Pasal 71 ayat 2 UU No 10 tahun 2016 merupakan ketentuan yang bersifat Imperatif (memaksa), landasan filosofi dari pasal ini, agar calon petahana tidak menggunakan wewenangnya sebagai pemilik kekuasaan dan tetap menciptakan stabilitas pemerintahan dalam lingkup Pemerintahan
Surat Edaran Bawaslu RI No. 0649/k.Bawaslu/PM.06.00/X/2016 yang pada pokoknya menyatakan bahwa calon petahana yang melakukan mutasi ASN tetapi dikemudian hari membatalkan atau mengembalikan ASN yang dimutasi dalam kedudukan yang semula maka calon petahana tersebut tidak perlu diberikan sanksi pembatalan sebagai calon.

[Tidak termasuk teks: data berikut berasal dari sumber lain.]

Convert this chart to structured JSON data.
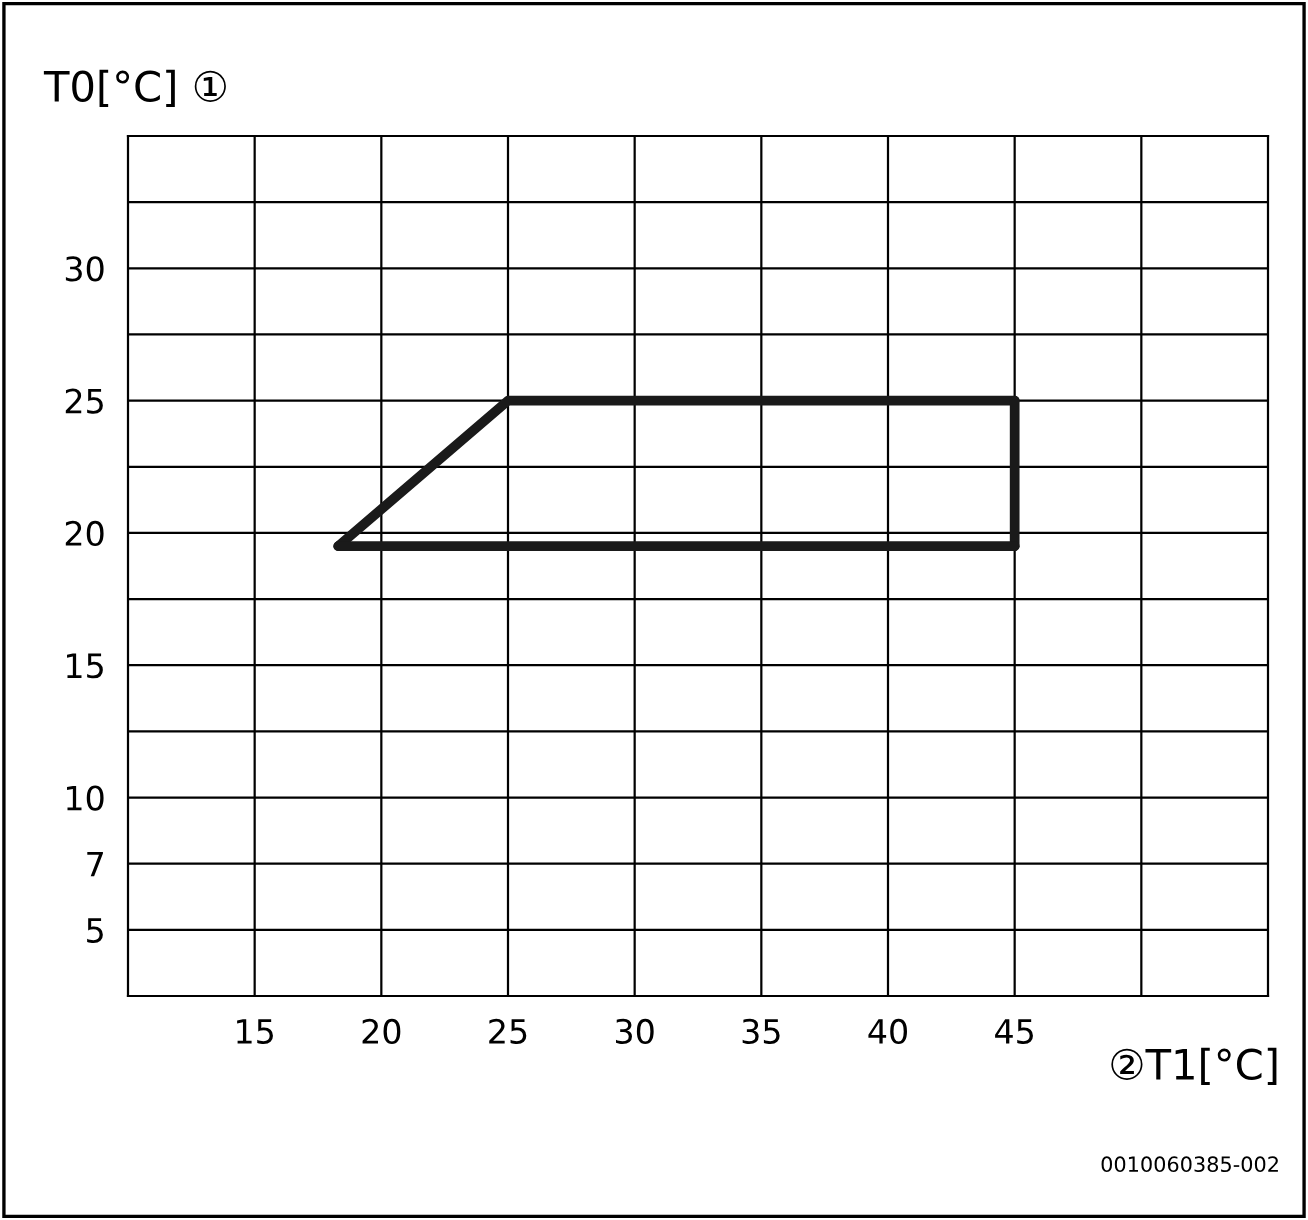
{
  "chart_data": {
    "type": "line",
    "title": "T0[°C] ①",
    "xlabel": "②T1[°C]",
    "series": [
      {
        "color": "#1a1a1a",
        "x": [
          18.3,
          25,
          45
        ],
        "values": [
          19.5,
          25,
          25
        ]
      },
      {
        "color": "#1a1a1a",
        "x": [
          45,
          45
        ],
        "values": [
          25,
          19.5
        ]
      },
      {
        "color": "#1a1a1a",
        "x": [
          18.3,
          45
        ],
        "values": [
          19.5,
          19.5
        ]
      }
    ],
    "xlim": [
      10,
      55
    ],
    "xticks": [
      15,
      20,
      25,
      30,
      35,
      40,
      45,
      {
        "value": 50,
        "label": null
      }
    ],
    "ylim": [
      2.5,
      35
    ],
    "yticks": [
      5,
      {
        "value": 7.5,
        "label": "7"
      },
      10,
      {
        "value": 12.5,
        "label": null
      },
      15,
      {
        "value": 17.5,
        "label": null
      },
      20,
      {
        "value": 22.5,
        "label": null
      },
      25,
      {
        "value": 27.5,
        "label": null
      },
      30,
      {
        "value": 32.5,
        "label": null
      }
    ],
    "grid": true,
    "marker": "none",
    "line_style": "solid",
    "legend": false,
    "annotations": [
      "0010060385-002"
    ]
  }
}
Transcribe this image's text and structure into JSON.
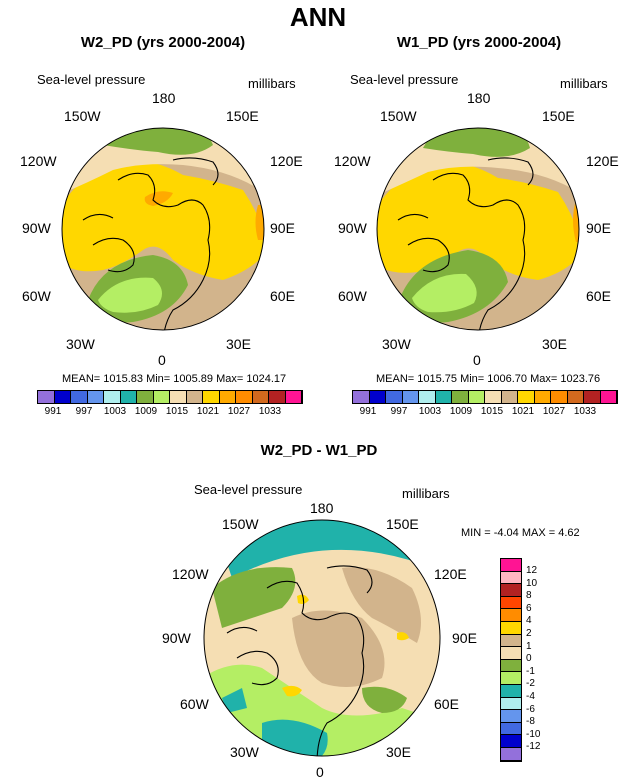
{
  "title": "ANN",
  "panels": [
    {
      "title": "W2_PD (yrs 2000-2004)",
      "left_label": "Sea-level pressure",
      "right_label": "millibars",
      "stats": "MEAN= 1015.83  Min= 1005.89  Max= 1024.17",
      "stat_values": {
        "mean": 1015.83,
        "min": 1005.89,
        "max": 1024.17
      }
    },
    {
      "title": "W1_PD (yrs 2000-2004)",
      "left_label": "Sea-level pressure",
      "right_label": "millibars",
      "stats": "MEAN= 1015.75  Min= 1006.70  Max= 1023.76",
      "stat_values": {
        "mean": 1015.75,
        "min": 1006.7,
        "max": 1023.76
      }
    },
    {
      "title": "W2_PD - W1_PD",
      "left_label": "Sea-level pressure",
      "right_label": "millibars",
      "stats": "MIN =  -4.04 MAX =  4.62",
      "stat_values": {
        "min": -4.04,
        "max": 4.62
      }
    }
  ],
  "longitude_labels": {
    "top": "180",
    "top_right": "150E",
    "right_upper": "120E",
    "right": "90E",
    "right_lower": "60E",
    "bottom_right": "30E",
    "bottom": "0",
    "bottom_left": "30W",
    "left_lower": "60W",
    "left": "90W",
    "left_upper": "120W",
    "top_left": "150W"
  },
  "colorbar_abs": {
    "labels": [
      "991",
      "997",
      "1003",
      "1009",
      "1015",
      "1021",
      "1027",
      "1033"
    ],
    "colors": [
      "#9370DB",
      "#0000CD",
      "#4169E1",
      "#6495ED",
      "#AFEEEE",
      "#20B2AA",
      "#7FB03D",
      "#B4EE64",
      "#F5DEB3",
      "#D2B48C",
      "#FFD700",
      "#FFAA00",
      "#FF8C00",
      "#D2691E",
      "#B22222",
      "#FF1493"
    ]
  },
  "colorbar_diff": {
    "labels": [
      "12",
      "10",
      "8",
      "6",
      "4",
      "2",
      "1",
      "0",
      "-1",
      "-2",
      "-4",
      "-6",
      "-8",
      "-10",
      "-12"
    ],
    "colors": [
      "#FF1493",
      "#FFB6C1",
      "#B22222",
      "#FF4500",
      "#FF8C00",
      "#FFD700",
      "#D2B48C",
      "#F5DEB3",
      "#7FB03D",
      "#B4EE64",
      "#20B2AA",
      "#AFEEEE",
      "#6495ED",
      "#4169E1",
      "#0000CD",
      "#9370DB"
    ]
  },
  "palette": {
    "tan": "#D2B48C",
    "wheat": "#F5DEB3",
    "yellow": "#FFD700",
    "orange": "#FFAA00",
    "green": "#7FB03D",
    "lightgreen": "#B4EE64",
    "teal": "#20B2AA",
    "cyan": "#48D1CC",
    "coast": "#000000"
  }
}
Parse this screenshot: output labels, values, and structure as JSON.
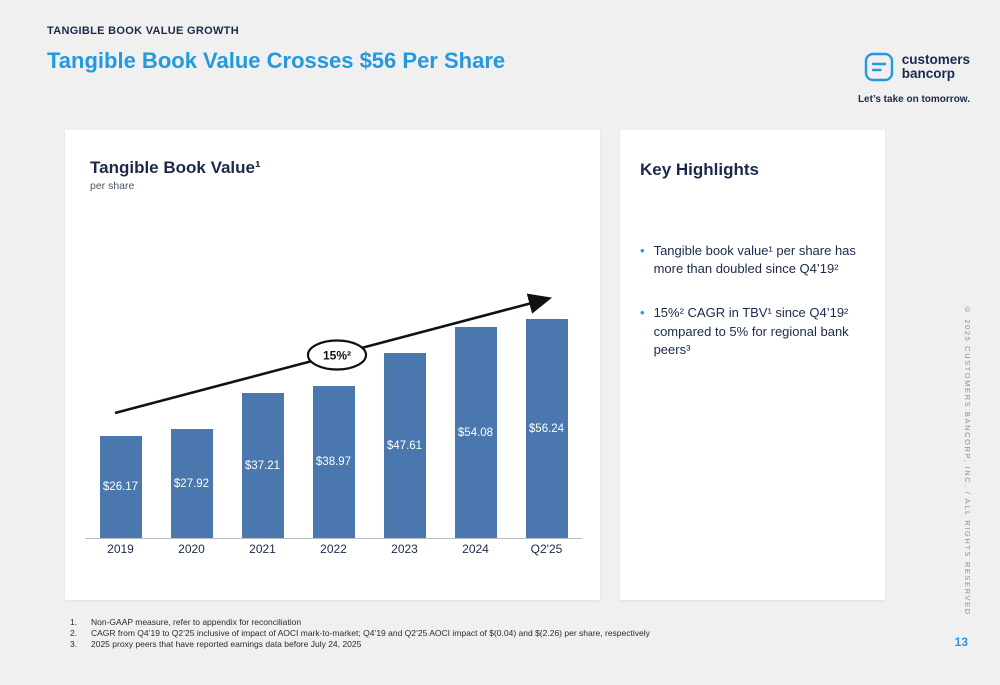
{
  "colors": {
    "accent_blue": "#2499dd",
    "navy": "#1b2a4a",
    "bar": "#4a77ad",
    "background": "#f0f0f1"
  },
  "header": {
    "eyebrow": "TANGIBLE BOOK VALUE GROWTH",
    "title": "Tangible Book Value Crosses $56 Per Share"
  },
  "logo": {
    "name_line1": "customers",
    "name_line2": "bancorp",
    "tagline": "Let’s take on tomorrow."
  },
  "chart_card": {
    "title": "Tangible Book Value¹",
    "subtitle": "per share"
  },
  "chart_data": {
    "type": "bar",
    "title": "Tangible Book Value per share",
    "categories": [
      "2019",
      "2020",
      "2021",
      "2022",
      "2023",
      "2024",
      "Q2'25"
    ],
    "values": [
      26.17,
      27.92,
      37.21,
      38.97,
      47.61,
      54.08,
      56.24
    ],
    "value_labels": [
      "$26.17",
      "$27.92",
      "$37.21",
      "$38.97",
      "$47.61",
      "$54.08",
      "$56.24"
    ],
    "xlabel": "",
    "ylabel": "",
    "ylim": [
      0,
      60
    ],
    "grid": false,
    "legend": false,
    "bar_color": "#4a77ad",
    "annotation_label": "15%²",
    "annotation_meaning": "CAGR trend arrow from 2019 to Q2'25"
  },
  "highlights": {
    "title": "Key Highlights",
    "items": [
      "Tangible book value¹ per share has more than doubled since Q4’19²",
      "15%² CAGR in TBV¹ since Q4’19² compared to 5% for regional bank peers³"
    ]
  },
  "footnotes": [
    {
      "num": "1.",
      "text": "Non-GAAP measure, refer to appendix for reconciliation"
    },
    {
      "num": "2.",
      "text": "CAGR from Q4’19 to Q2’25 inclusive of impact of AOCI mark-to-market; Q4’19 and Q2’25 AOCI impact of $(0.04) and $(2.26) per share, respectively"
    },
    {
      "num": "3.",
      "text": "2025 proxy peers that have reported earnings data before July 24, 2025"
    }
  ],
  "page_number": "13",
  "copyright_vertical": "© 2025 CUSTOMERS BANCORP, INC. / ALL RIGHTS RESERVED"
}
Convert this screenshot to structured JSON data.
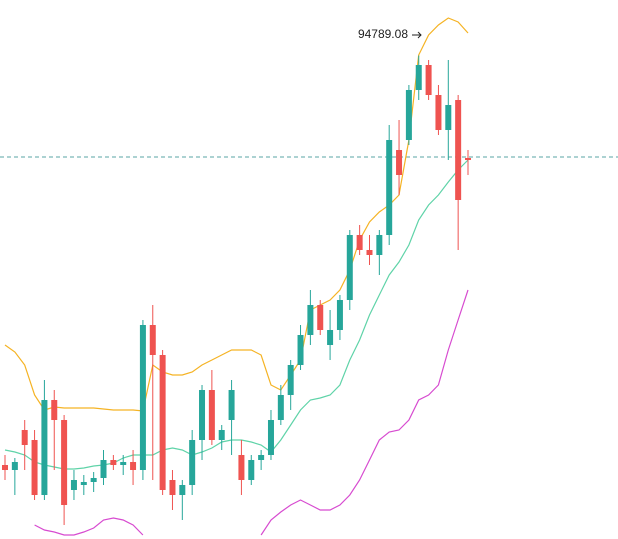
{
  "chart_data": {
    "type": "candlestick",
    "ylim": [
      85120,
      95900
    ],
    "up_color": "#26a69a",
    "down_color": "#ef5350",
    "open": [
      86600,
      86500,
      87300,
      87100,
      86000,
      87900,
      87500,
      86100,
      86200,
      86260,
      86340,
      86700,
      86600,
      86660,
      86500,
      89400,
      88800,
      86300,
      86000,
      86200,
      87100,
      88100,
      87100,
      87500,
      86800,
      86300,
      86700,
      86800,
      87500,
      88000,
      88600,
      89200,
      89800,
      89000,
      89300,
      89900,
      91200,
      90900,
      90800,
      91200,
      92900,
      93100,
      94100,
      94600,
      94000,
      93300,
      93900,
      92740
    ],
    "high": [
      86800,
      86740,
      87500,
      87300,
      88300,
      88100,
      87600,
      86500,
      86400,
      86460,
      86900,
      86800,
      86800,
      86900,
      89500,
      89800,
      88900,
      86500,
      86300,
      87300,
      88200,
      88500,
      87400,
      88300,
      87100,
      86800,
      86900,
      87700,
      88200,
      88700,
      89400,
      90100,
      89900,
      89700,
      90000,
      91300,
      91400,
      91200,
      91300,
      93400,
      93500,
      94200,
      94789.08,
      94700,
      94200,
      94700,
      94000,
      92900
    ],
    "low": [
      86300,
      86000,
      86500,
      85900,
      85900,
      86500,
      85400,
      85900,
      86000,
      86060,
      86200,
      86500,
      86400,
      86200,
      86300,
      86300,
      86000,
      85700,
      85500,
      86000,
      86700,
      87000,
      86900,
      86800,
      86000,
      86200,
      86500,
      86700,
      87400,
      87700,
      88500,
      89000,
      89200,
      88700,
      89100,
      89700,
      90800,
      90600,
      90400,
      91000,
      92000,
      93000,
      93900,
      93900,
      93200,
      92700,
      90900,
      92400
    ],
    "close": [
      86500,
      86660,
      87000,
      86000,
      87900,
      87500,
      85800,
      86300,
      86260,
      86340,
      86700,
      86600,
      86660,
      86500,
      89400,
      88800,
      86100,
      86000,
      86200,
      87100,
      88100,
      87100,
      87300,
      88100,
      86300,
      86700,
      86800,
      87500,
      88000,
      88600,
      89200,
      89800,
      89300,
      89300,
      89900,
      91200,
      90900,
      90800,
      91200,
      93100,
      92400,
      94100,
      94600,
      94000,
      93300,
      93800,
      91900,
      92700
    ],
    "bands": [
      {
        "color": "#f5b324",
        "values": [
          89000,
          88860,
          88600,
          88000,
          87700,
          87760,
          87740,
          87740,
          87740,
          87740,
          87720,
          87700,
          87700,
          87700,
          87680,
          88600,
          88460,
          88400,
          88400,
          88460,
          88600,
          88700,
          88800,
          88900,
          88900,
          88900,
          88800,
          88200,
          88100,
          88400,
          88700,
          89700,
          89800,
          89900,
          90100,
          90500,
          91100,
          91460,
          91660,
          91800,
          92000,
          93100,
          94800,
          95200,
          95400,
          95540,
          95460,
          95240
        ]
      },
      {
        "color": "#5fd3a8",
        "values": [
          86900,
          86860,
          86800,
          86660,
          86600,
          86560,
          86520,
          86520,
          86540,
          86580,
          86600,
          86640,
          86740,
          86800,
          86800,
          86800,
          86900,
          86940,
          86900,
          86800,
          86860,
          86940,
          87060,
          87100,
          87100,
          87060,
          87000,
          86860,
          87100,
          87400,
          87700,
          87900,
          87940,
          88000,
          88200,
          88700,
          89100,
          89600,
          90000,
          90400,
          90660,
          91000,
          91500,
          91800,
          92000,
          92260,
          92500,
          92700
        ]
      },
      {
        "color": "#d74bd0",
        "values": [
          null,
          null,
          null,
          85400,
          85300,
          85260,
          85200,
          85200,
          85260,
          85340,
          85500,
          85540,
          85500,
          85400,
          85200,
          null,
          null,
          null,
          null,
          null,
          null,
          null,
          null,
          null,
          null,
          null,
          85200,
          85500,
          85660,
          85800,
          85900,
          85800,
          85700,
          85700,
          85800,
          86000,
          86300,
          86700,
          87100,
          87260,
          87300,
          87500,
          87900,
          88000,
          88200,
          88900,
          89500,
          90100
        ]
      }
    ],
    "price_line": 92760,
    "price_line_color": "#5aa6a6"
  }
}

Dalam perkara pemilihan Kepala daerah di salah satu kabupaten di indoensia, Petahana tidak diberikan rekomendasi sanksi administrasi oleh Panwaslu Kabupaten karena berpatokan pada surat edaran bawaslu No 0649/k.Bawaslu/PM.06.00/X/2016. Demikian pula Pengadilan Tinggi Tata Usaha Negara yang mengadili perkara tersebut, memenangkan calon Petahana dengan alasan ASN yang dimutasi telah dikembalikan pada kedudukan semula. Namun Mahkamah Agung dengan Putusannya No 570 K/TUN/Pilkada/2016, menyatakan bahwa calon petahana telah melakukan pelanggaran seketika pada saat melakukan mutasi, meskipun dikemudian hari ASN tersebut dikembalikan pada kedudukan semula, tapi petahana tetap dianggap telah melakukan pelanggaran dan harus diberikan sanksi administrasi.